Q: Do you think Before Midnight ruins romanticism or reinstates reality?

RB: That’s a good line! I think it’s a much more mature film, possibly Linklater’s best, and certainly on a par with some of the great European art-house films about marriage and relationships like Rossellini’s Journey to Italy, which it references, Godard’s Pierrot Le Fou and Antonioni’s Lat Notee. But like all of Linklater’s best films it’s quintessentially American too, so it sits alongside some of the best American films about marriage and relationships too, like Cassavetes’s A Woman Under the Influence, Woody Allen’s Annie Hall and Mazursky’s An Unmarried Woman. I like Before Midnight for the same reason that some audiences don’t, because Céline sees conflict as essential to progress and is therefore willing to provoke it by what may seem cruel means. So while Jesse takes refuge in fantasies like time-travel and an affair with a student, Céline is much more committed to making the relationship authentic, particularly for the good of the children, whose well-being they must share, even if it means that a new shape to their relationship and the familial structure must be established.

Q: Will we see Jesse and Céline again and does that suppose a third edition of your book?

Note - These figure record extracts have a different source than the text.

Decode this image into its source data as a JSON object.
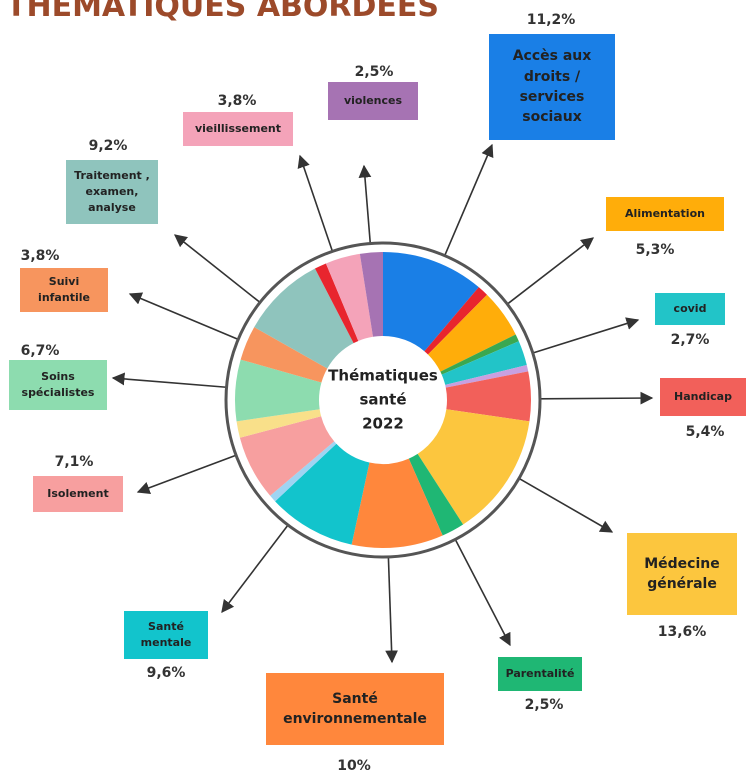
{
  "chart_data": {
    "type": "donut",
    "title": "THÉMATIQUES ABORDÉES",
    "center_label": [
      "Thématiques",
      "santé",
      "2022"
    ],
    "categories": [
      "Accès aux droits / services sociaux",
      null,
      "Alimentation",
      null,
      "covid",
      null,
      "Handicap",
      "Médecine générale",
      "Parentalité",
      "Santé environnementale",
      "Santé mentale",
      null,
      "Isolement",
      null,
      "Soins spécialistes",
      "Suivi infantile",
      "Traitement , examen, analyse",
      null,
      "vieillissement",
      "violences"
    ],
    "values": [
      11.2,
      1.2,
      5.3,
      0.8,
      2.7,
      0.7,
      5.4,
      13.6,
      2.5,
      10,
      9.6,
      0.8,
      7.1,
      1.8,
      6.7,
      3.8,
      9.2,
      1.3,
      3.8,
      2.5
    ],
    "value_labels": [
      "11,2%",
      null,
      "5,3%",
      null,
      "2,7%",
      null,
      "5,4%",
      "13,6%",
      "2,5%",
      "10%",
      "9,6%",
      null,
      "7,1%",
      null,
      "6,7%",
      "3,8%",
      "9,2%",
      null,
      "3,8%",
      "2,5%"
    ],
    "colors": [
      "#1a7fe6",
      "#e8252e",
      "#ffad0a",
      "#3aa850",
      "#22c4c8",
      "#c8a0e0",
      "#f2605a",
      "#fcc63e",
      "#1fb774",
      "#ff873c",
      "#12c4cc",
      "#9fd4f2",
      "#f79f9f",
      "#f9e08a",
      "#8ddcaf",
      "#f7955e",
      "#8fc4bd",
      "#e8252e",
      "#f4a3b9",
      "#a673b3"
    ]
  }
}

RB: Ha, it’s been five years since its release and if the nine-year gap is to be maintained we should be hearing rumors of Linklater, Ethan Hawke and Julie Delpy being seen together in Austin some time soon. I’d like to see them again, find out what they’re doing, even though I suspect that whatever it is will be apart. I’ve grown up and old with them and I have plenty of interest and energy left so I’d be thrilled to hear they were reuniting, and a bit fearful too. But maybe I’ll wait until the After trilogy is completed before I think about a third edition.